4.5. Statistical Analyses

As this is an exploratory study, previous data, which could be used to calculate group sizes, are rare. The required sample size (n = 15 animals in LPS groups, n = 10 in the vehicle group) was determined based on the assumption that a change of 20% in the analyzed criteria would be relevant. The probability of type I error was set to a = 0.05, and the standard statistical power was set to 1 − b = 0.8 (80%), resulting in b = 0.2 (probability of type II error). A larger amount of animals was used in the LPS groups due to the natural range of inflammatory response, which was not to be expected in the vehicle group.

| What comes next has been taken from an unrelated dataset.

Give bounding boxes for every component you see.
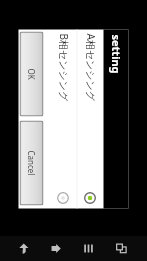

All data were analyzed using GraphPad Prism software (version 9, GraphPad Software Inc., San Diego, CA, USA). Outliers were identified using Grubb’s test and excluded from further evaluation, and the data distribution was analyzed by the Shapiro–Wilk normality test and QQ plots. Comparative analysis of more than two groups was performed by ordinary one-way analysis of variance (ANOVA) or Kruskal–Wallis test, followed by Holm–Sidak’s or Dunn’s multiple comparison test depending on the data distribution. Parameters more often evaluated at multiple time points in specific behavioral testing and body weight measurements were calculated using two-way ANOVA followed by Holm–Sidak’s or Tukey’s multiple comparison test. Values are presented as mean ± standard error of the mean (SEM); * p < 0.05, ** p < 0.01, and *** p < 0.001.

5. Conclusions

Taken together, this study confirms a single full-body exposure to nebulized LPS as an effective inflammatory stimulus to the lung, able to cross the barriers between lung, brain, and circulating bloodstream. The specificity of this study lies in the method of application of the pro-inflammatory stimulus and the time lapse between the inflammatory responses of the particular organs, as neuroinflammation-associated gene expression in the brain started to appear 72 h after the exposure. These findings might enlighten the pathologic background of neurocognitive disorders in acute lung injury. Further work is required to explore the impact on neurocognitive function and identify potential therapeutic approaches.